Aku mendekati adik kesayanganku, yang mudah-marah dan
menyuruhnya untuk memainkan semacam simulasi kencan yang sangat-populer.
“Lo becanda ama gue ato apa?! Pergi gak lo!”
“Heehh, percaya saja sama kakak dan mainkan ini, oke?”
Aku tahu alasan mengapa adikku menjadi seperti itu.
Karena bukan sepertiku, yang bisa mendapat apapun yang kumau, dia selalu
dipaksa untuk tidak melakukan hal selain belajar dan belajar. Dia sangat
membutuhkan sesuatu untuk melampiaskan kejenuhannya. Dan ketika seorang
spesialis relaksasi sepertiku memberikan saran, yah, bahkan adikku tak punya
pilihan selain terusik rasa penasarannya.
...Untuk mempersingkat cerita, otaku di dunia ini
bertambah satu. Sejak hari itu, kamar adikku benar-benar berubah, dipenuhi
dengan pernak-pernik dari simulasi kencan yang aku sarankan.
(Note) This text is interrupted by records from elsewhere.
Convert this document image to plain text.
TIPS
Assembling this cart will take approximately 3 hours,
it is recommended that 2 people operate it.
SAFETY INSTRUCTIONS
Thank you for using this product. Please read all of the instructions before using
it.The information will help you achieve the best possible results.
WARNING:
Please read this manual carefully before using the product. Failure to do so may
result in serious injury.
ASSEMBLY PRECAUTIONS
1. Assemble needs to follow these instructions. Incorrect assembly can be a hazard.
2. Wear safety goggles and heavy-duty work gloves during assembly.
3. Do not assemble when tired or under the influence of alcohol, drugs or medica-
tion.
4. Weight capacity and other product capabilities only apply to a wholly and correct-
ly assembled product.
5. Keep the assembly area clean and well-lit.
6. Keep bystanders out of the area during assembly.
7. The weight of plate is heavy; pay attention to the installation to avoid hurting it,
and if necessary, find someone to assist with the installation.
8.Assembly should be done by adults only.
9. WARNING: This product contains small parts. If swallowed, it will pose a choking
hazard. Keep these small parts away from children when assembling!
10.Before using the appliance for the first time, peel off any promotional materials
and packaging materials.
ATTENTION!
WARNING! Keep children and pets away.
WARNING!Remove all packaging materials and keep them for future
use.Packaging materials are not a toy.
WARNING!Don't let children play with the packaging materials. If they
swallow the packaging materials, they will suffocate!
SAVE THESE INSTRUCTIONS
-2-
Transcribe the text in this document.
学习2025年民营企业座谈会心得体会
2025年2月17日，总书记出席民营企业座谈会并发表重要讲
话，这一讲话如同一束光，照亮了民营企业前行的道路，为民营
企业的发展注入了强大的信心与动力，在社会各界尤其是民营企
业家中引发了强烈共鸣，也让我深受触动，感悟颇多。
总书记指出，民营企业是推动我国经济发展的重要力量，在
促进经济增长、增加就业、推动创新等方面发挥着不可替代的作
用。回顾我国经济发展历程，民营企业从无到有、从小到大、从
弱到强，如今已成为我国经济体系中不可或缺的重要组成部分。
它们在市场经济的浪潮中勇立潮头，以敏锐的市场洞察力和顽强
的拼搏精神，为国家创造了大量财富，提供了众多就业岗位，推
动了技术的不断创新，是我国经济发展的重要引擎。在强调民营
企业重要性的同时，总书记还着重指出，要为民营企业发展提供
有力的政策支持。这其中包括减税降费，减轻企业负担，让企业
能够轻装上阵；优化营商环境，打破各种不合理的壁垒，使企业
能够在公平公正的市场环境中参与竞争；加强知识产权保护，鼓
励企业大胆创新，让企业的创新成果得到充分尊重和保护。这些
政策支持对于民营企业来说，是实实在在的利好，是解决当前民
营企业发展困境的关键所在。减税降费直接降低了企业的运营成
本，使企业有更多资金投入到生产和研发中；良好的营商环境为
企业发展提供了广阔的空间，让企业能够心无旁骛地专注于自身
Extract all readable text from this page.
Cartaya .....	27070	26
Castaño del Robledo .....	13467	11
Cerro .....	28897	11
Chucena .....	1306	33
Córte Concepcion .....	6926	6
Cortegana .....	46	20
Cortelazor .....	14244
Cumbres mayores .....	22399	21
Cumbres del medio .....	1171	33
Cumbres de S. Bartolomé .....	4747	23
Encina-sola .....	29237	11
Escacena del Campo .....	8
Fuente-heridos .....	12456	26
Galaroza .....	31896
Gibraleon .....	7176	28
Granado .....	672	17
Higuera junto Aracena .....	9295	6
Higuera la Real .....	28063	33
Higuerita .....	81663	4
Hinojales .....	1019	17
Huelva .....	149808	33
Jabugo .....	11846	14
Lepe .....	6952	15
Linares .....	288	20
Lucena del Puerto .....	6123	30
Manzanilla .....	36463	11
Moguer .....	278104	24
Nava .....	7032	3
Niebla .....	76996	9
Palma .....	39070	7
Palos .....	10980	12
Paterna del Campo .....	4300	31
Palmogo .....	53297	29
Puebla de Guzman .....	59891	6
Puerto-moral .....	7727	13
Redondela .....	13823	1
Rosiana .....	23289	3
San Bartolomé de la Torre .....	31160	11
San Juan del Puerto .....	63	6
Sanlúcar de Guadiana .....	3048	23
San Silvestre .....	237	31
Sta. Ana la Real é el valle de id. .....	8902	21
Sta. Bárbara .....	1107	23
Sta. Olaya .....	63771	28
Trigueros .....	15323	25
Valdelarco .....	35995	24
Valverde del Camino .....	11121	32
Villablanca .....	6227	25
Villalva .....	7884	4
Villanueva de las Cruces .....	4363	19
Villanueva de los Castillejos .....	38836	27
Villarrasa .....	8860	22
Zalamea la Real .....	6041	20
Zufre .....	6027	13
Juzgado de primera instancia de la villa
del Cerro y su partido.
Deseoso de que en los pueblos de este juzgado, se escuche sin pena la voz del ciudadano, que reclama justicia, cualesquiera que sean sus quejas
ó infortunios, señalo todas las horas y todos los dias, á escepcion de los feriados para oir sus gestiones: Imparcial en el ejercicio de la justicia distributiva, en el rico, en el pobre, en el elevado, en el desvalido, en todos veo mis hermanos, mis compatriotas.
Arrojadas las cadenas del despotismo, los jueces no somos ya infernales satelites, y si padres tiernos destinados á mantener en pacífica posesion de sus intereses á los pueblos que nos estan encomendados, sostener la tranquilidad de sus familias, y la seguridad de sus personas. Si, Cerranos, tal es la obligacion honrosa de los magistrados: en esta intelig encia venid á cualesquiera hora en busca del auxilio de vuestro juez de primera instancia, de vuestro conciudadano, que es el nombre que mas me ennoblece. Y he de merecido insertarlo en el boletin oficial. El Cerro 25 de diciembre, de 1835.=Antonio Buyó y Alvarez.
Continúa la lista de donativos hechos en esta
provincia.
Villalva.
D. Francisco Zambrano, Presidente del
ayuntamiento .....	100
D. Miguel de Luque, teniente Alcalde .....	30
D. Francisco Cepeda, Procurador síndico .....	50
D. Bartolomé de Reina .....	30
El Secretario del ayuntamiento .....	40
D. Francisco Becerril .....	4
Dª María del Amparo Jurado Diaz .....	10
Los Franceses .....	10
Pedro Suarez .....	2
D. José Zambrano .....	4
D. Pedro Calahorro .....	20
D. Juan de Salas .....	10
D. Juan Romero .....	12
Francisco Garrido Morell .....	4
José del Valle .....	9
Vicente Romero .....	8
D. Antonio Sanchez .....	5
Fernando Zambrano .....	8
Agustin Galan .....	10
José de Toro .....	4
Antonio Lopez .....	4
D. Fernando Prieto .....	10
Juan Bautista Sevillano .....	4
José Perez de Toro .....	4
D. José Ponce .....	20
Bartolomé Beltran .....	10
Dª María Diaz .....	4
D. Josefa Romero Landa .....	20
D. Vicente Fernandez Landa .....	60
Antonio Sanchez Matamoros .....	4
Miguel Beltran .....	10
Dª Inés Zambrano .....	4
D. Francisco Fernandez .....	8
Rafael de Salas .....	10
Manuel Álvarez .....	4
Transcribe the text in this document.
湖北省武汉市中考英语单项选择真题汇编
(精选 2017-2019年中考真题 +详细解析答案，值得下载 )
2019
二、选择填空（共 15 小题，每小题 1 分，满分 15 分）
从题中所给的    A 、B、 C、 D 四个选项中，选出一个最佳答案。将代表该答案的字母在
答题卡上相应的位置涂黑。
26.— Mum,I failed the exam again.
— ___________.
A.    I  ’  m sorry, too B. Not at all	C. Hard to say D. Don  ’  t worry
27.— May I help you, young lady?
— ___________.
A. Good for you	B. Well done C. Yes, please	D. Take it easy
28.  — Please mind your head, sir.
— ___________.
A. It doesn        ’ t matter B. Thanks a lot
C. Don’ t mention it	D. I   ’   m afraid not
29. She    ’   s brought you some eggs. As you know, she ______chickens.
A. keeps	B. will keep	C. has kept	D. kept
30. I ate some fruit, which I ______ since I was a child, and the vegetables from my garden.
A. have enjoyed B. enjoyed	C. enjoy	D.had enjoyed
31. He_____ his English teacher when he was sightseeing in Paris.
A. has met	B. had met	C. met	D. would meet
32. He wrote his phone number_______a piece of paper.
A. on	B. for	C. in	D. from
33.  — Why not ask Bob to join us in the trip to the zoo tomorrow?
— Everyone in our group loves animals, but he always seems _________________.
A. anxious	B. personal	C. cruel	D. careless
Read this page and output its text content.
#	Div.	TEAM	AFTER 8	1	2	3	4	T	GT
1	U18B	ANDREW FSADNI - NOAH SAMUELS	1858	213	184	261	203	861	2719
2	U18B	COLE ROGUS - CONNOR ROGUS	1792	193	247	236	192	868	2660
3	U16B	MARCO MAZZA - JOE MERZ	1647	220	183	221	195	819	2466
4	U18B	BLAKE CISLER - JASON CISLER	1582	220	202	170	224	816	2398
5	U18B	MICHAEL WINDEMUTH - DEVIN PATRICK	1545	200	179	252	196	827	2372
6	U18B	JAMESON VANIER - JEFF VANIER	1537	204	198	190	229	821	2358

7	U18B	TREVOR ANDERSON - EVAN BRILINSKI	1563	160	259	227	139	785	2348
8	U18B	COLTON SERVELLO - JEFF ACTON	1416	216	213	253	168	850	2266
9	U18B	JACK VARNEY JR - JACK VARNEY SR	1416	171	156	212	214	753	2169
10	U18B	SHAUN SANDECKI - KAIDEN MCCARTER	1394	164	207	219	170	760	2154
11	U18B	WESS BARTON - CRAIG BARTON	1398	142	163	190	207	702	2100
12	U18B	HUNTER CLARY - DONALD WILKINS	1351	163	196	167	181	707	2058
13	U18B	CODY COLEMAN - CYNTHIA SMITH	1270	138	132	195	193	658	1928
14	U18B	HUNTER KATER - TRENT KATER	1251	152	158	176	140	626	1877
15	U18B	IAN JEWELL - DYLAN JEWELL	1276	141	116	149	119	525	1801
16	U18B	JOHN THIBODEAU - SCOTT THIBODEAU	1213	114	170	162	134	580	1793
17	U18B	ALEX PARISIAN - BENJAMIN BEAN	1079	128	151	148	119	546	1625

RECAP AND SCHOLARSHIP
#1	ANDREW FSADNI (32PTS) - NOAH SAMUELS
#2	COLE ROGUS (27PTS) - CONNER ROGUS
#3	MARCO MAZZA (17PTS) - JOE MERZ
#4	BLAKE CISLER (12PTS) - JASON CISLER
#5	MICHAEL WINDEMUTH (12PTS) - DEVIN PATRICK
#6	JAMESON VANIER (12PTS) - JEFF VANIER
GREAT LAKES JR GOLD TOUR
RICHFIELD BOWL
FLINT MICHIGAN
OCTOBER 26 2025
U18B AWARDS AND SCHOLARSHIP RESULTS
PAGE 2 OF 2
Selain itu,
stresnya hilang dan dia berhasil lolos ujian masuknya dan menjadi siswa SMA
super ternama. Bohong kalau kubilang hal itu tidak menjengkelkan.
Timbal baliknya, terima kasih atas usahaku, orang tuaku
kini mendukungku, dan akhirnya aku bisa menikmati kehidupan perkuliahan dengan
bebas. Mungkin kalian bisa memanggilku kambing hitam dalam keluarga Iwatani.
Lagian, sampai mana aku tadi? Oh ya, perpustakaan.
Orang tuaku kini memberikanku uang bulanan sebesar 10,000
yen, yang mana dengan cepat kuubah menjadi beberapa light novel, manga, dan
majalah porno. Aku juga memperoleh 50,000 yen dari pekerjaan sampinganku, tapi
pada saat ada comiket musim semi dan musim dingin, dan segala macam festival
lokal yang ada, semuanya tak jauh berbeda. Faktanya, mungkin aku akan tinggal
kembali di rumah orang tuaku untuk beberapa waktu...
[TL Note: comiket adalah pameran komik]
Tapi tetap saja, aku masih bisa hidup semauku, jadi aku
tak perlu minta tambahan. Sampai sekarang, selama uang sekolah dan makanku masih
tercukupi, semua itu tak masalah. Meskipun hal tersebut tak mengubah fakta
bahwa aku melarat, jadi dengan asas berhemat, aku menghabiskan waktu dengan
membaca acak buku yang ada di toko buku dan perpustakaan.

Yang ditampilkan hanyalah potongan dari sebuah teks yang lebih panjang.